Hacker News new | ask | show | jobs
by fwip 106 days ago
Seems like a good bill, at least directionally. If it's a crime to provide advice of this nature without a license, then chat bots shouldn't be dispensing it either.
7 comments

Maybe you mean it's a crime to professionally provide advice of this nature without a license?

It is generally not a crime to casually provide advice of this nature without a license. For example, if my friend tells me, "My stomach hurts!", it is not a crime for me to say, "Just grin and bear it, it will be okay." If they subsequently die of appendicitis, I'm unlikely to have legal liability. It would be difficult to characterize what I said as medical diagnosis or treatment.

Similarly, I can tell my friend, "Don't bother paying your taxes, that is a waste of time." This is legal speech. (Of course, helping them evade taxes is another matter.)

What is illegal is to hold oneself out as a licensed doctor, lawyer or engineer, or to provide professional services without a license.

Of course, chatbots operate at scale and give the impression of being professionally qualified even though they don't make specific representations to that effect.
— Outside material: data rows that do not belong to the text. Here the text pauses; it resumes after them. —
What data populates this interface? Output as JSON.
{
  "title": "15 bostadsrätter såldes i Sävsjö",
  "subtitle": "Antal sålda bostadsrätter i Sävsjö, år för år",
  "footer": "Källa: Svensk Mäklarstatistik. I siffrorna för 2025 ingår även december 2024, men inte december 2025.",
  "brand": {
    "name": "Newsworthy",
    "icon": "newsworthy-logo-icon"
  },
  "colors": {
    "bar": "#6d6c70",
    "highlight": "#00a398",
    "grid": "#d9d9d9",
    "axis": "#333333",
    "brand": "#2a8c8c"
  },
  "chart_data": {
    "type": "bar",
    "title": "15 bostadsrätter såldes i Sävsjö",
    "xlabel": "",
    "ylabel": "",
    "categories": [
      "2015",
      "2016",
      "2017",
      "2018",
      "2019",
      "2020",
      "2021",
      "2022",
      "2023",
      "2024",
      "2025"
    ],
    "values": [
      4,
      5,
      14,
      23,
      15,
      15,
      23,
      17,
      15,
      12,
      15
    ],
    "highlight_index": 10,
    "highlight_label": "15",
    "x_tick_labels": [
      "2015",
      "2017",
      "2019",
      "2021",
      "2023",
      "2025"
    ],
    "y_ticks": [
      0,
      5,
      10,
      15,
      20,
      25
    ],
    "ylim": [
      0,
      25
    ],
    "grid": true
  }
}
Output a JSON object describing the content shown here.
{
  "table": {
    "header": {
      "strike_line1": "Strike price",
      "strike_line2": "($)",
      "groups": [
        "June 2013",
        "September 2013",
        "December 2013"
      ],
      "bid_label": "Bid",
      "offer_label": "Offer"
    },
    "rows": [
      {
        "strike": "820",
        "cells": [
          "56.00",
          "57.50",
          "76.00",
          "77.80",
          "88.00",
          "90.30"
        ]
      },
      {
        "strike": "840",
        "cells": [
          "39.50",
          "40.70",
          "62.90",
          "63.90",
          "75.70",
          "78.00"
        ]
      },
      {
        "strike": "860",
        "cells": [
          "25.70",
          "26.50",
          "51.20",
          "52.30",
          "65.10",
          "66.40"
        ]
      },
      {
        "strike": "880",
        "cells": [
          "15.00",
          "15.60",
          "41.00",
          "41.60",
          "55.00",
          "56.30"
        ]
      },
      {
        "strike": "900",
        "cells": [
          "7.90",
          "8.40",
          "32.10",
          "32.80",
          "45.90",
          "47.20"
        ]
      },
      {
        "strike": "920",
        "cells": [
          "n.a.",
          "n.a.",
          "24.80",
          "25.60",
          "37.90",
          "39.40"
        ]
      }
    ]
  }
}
You're directionally probably right and I agree with you, I just want to nitpick about what is and isn't criminal.

Yeah, exactly. ChatGPT et al provide "advice as a service," and charge up to hundreds of dollars a month for it. (And the free tier is just a loss-leader to make money).

If these companies intend to profit off of giving advice, it seems wise to restrict them in the same way we do individuals.

This is not directionally good because NY already has laws against unauthorized professional practice and deceptive conduct, and S7263 mainly replaces regulator-led enforcement with a vague, fee-shifting private cause of action that is likely to drive serial plaintiff litigation while chilling useful consumer guidance.
It’s not illegal to provide advice of this nature without a license. It’s illegal to charge for services where you are advertising expertise in these areas without a license. Chatbots are information tools, like search engines, they should not be held to this standard imho.
Just because you aren't charging money doesn't give you the ability to act as an attorney, doctor, or civil engineer.
A lot of people are paying money for chatbots with a hype train that says the chatbots are AGI.
You've got a license for looking up the law/engineering textbooks/your symptoms, pal?
Yes and since chatbots cannot be held accountable directly their owners must

And yes, corporations own their chatbots. They aren't independent life forms

Anyone who has dealt with lawyers and doctors will a lot will tell you how incomptent they can be.
Ah yes, protectionism for $400/hour lawyers gatekeeping knowledge to protect tenants and abuse victims. Incredible!